Exonerated death row inmate speaks on 17-year battle for innocence

Taylor Harrison

A man freed after 12 years on death row came to WKU to talk about his innocence and give his perspective on the death penalty earlier this week.

Randy Steidl told a packed audience his story, from his wrongful conviction of murder to his death sentence and 17 years of prison time. For 12 of those years, he was on death row.

“How many of you here have ever been accused of something you didn’t do?” he asked with most of the audience raising their hands.

Steidl explained how much it hurts to be accused of something you didn’t do.

Talking about his trial, Steidl explained about how his family reacted to his situation. Steidl’s brother — a state police officer — told Steidl that if he confessed, the prosecutor wouldn’t seek the death penalty.

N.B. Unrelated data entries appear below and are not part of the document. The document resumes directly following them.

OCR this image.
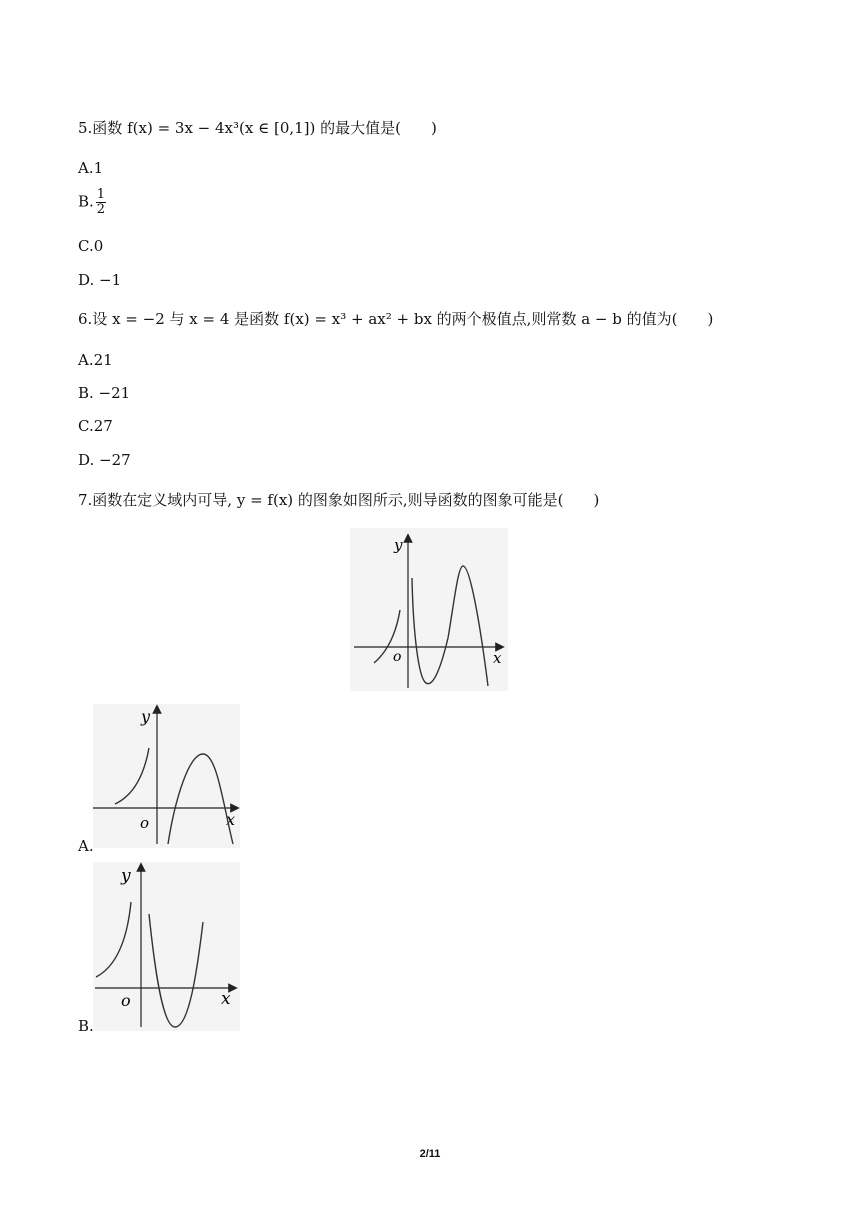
5.函数 f(x) = 3x − 4x³(x ∈ [0,1]) 的最大值是(　　)
A.1
B. $\frac{1}{2}$
C.0
D. −1
6.设 x = −2 与 x = 4 是函数 f(x) = x³ + ax² + bx 的两个极值点,则常数 a − b 的值为(　　)
A.21
B. −21
C.27
D. −27
7.函数在定义域内可导, y = f(x) 的图象如图所示,则导函数的图象可能是(　　)
y
x
o
y
x
o
A.
y
x
o
B.
2/11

Steidl’s brother told him, “They don’t arrest people who aren’t guilty.”

He said hearing those words from his own brother was like a “dagger through the heart.”

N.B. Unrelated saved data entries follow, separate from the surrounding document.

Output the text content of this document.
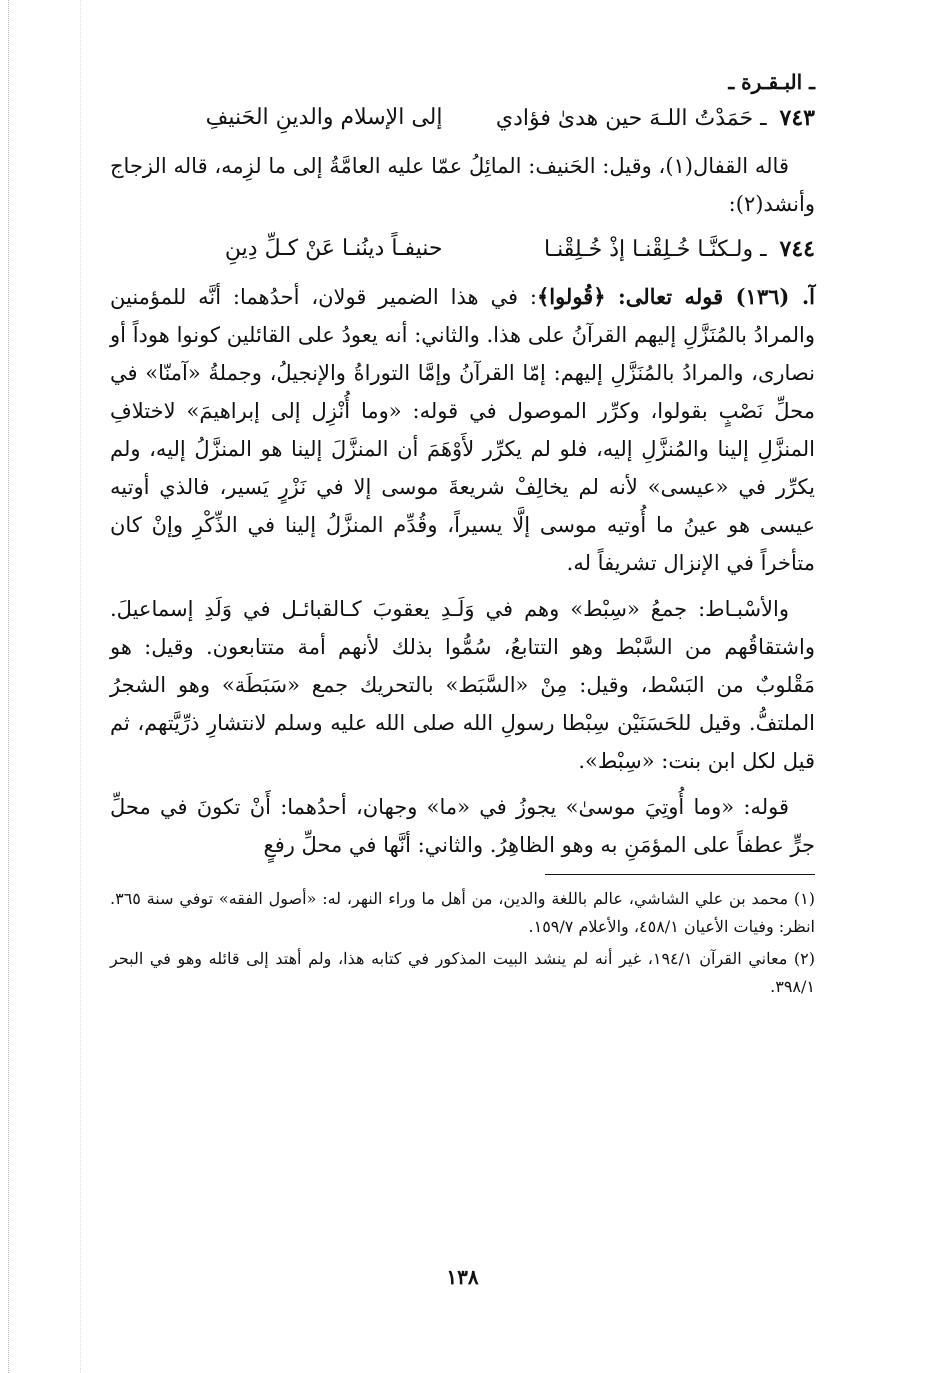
ـ البـقـرة ـ
٧٤٣ ـ حَمَدْتُ اللـهَ حين هدىٰ فؤادي
إلى الإسلام والدينِ الحَنيفِ

قاله القفال(١)، وقيل: الحَنيف: المائِلُ عمّا عليه العامَّةُ إلى ما لزِمه، قاله الزجاج وأنشد(٢):

٧٤٤ ـ ولـكنَّـا خُـلِقْنـا إذْ خُـلِقْنـا
حنيفـاً دينُنـا عَنْ كـلِّ دِينِ

آ. (١٣٦) قوله تعالى: ﴿قُولوا﴾: في هذا الضمير قولان، أحدُهما: أنَّه للمؤمنين والمرادُ بالمُنَزَّلِ إليهم القرآنُ على هذا. والثاني: أنه يعودُ على القائلين كونوا هوداً أو نصارى، والمرادُ بالمُنَزَّلِ إليهم: إمّا القرآنُ وإمَّا التوراةُ والإنجيلُ، وجملةُ «آمنّا» في محلِّ نَصْبٍ بقولوا، وكرِّر الموصول في قوله: «وما أُنْزِل إلى إبراهيمَ» لاختلافِ المنزَّلِ إلينا والمُنزَّلِ إليه، فلو لم يكرِّر لأَوْهَمَ أن المنزَّلَ إلينا هو المنزَّلُ إليه، ولم يكرِّر في «عيسى» لأنه لم يخالِفْ شريعةَ موسى إلا في نَزْرٍ يَسير، فالذي أوتيه عيسى هو عينُ ما أُوتيه موسى إلَّا يسيراً، وقُدِّم المنزَّلُ إلينا في الذِّكْرِ وإنْ كان متأخراً في الإنزال تشريفاً له.

والأسْبـاط: جمعُ «سِبْط» وهم في وَلَـدِ يعقوبَ كـالقبائـل في وَلَدِ إسماعيلَ. واشتقاقُهم من السَّبْط وهو التتابعُ، سُمُّوا بذلك لأنهم أمة متتابعون. وقيل: هو مَقْلوبٌ من البَسْط، وقيل: مِنْ «السَّبَط» بالتحريك جمع «سَبَطَة» وهو الشجرُ الملتفُّ. وقيل للحَسَنَيْن سِبْطا رسولِ الله صلى الله عليه وسلم لانتشارِ ذرِّيَّتهم، ثم قيل لكل ابن بنت: «سِبْط».

قوله: «وما أُوتِيَ موسىٰ» يجوزُ في «ما» وجهان، أحدُهما: أَنْ تكونَ في محلِّ جرٍّ عطفاً على المؤمَنِ به وهو الظاهِرُ. والثاني: أنَّها في محلِّ رفعٍ

(١) محمد بن علي الشاشي، عالم باللغة والدين، من أهل ما وراء النهر، له: «أصول الفقه» توفي سنة ٣٦٥. انظر: وفيات الأعيان ٤٥٨/١، والأعلام ١٥٩/٧.

(٢) معاني القرآن ١٩٤/١، غير أنه لم ينشد البيت المذكور في كتابه هذا، ولم أهتد إلى قائله وهو في البحر ٣٩٨/١.

١٣٨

Steidl also talked about the moment he heard the jury’s guilty verdict and how badly he wanted to hear the words “not guilty.” He said when the verdict was read, he heard his mother wailing behind him.

“I never will forget that sound as long as I live,” Steidl said.

He said with that verdict, he lost faith in the justice system completely.

“My faith in authority was gone at that very moment,” he said.

Steidl’s son went to go live with family members while Steidl was in prison.

The day after his verdict was read, the sentencing was given. He received the death penalty.

“I went from the comforts of my home to death row in 97 days,”

he said.

Despite many appeals and new evidence found throughout his stay in prison and on death row, it took years of work before Steidl was taken off death row and then out of prison completely.

Steidl said he believes if you really want to punish someone, lock them up to spend the rest of their lives in prison to think about the crimes they committed. He said life in prison doesn’t carry the same risk as killing an innocent person.

“You can release an innocent man from prison, but you can’t release him from his grave,” Steidl said.

Paducah freshman Rebecca Fountain said she thought the event was really interesting, adding that she was able to shape an opinion on the death penalty.

“Now that I hear his story, I really do think that it needs to be looked into,” Fountain said.

Louisville junior Kyle Williams thought Steidl’s talk really said a lot about his character.

“It’s breathtaking what he had to go through,” Williams said.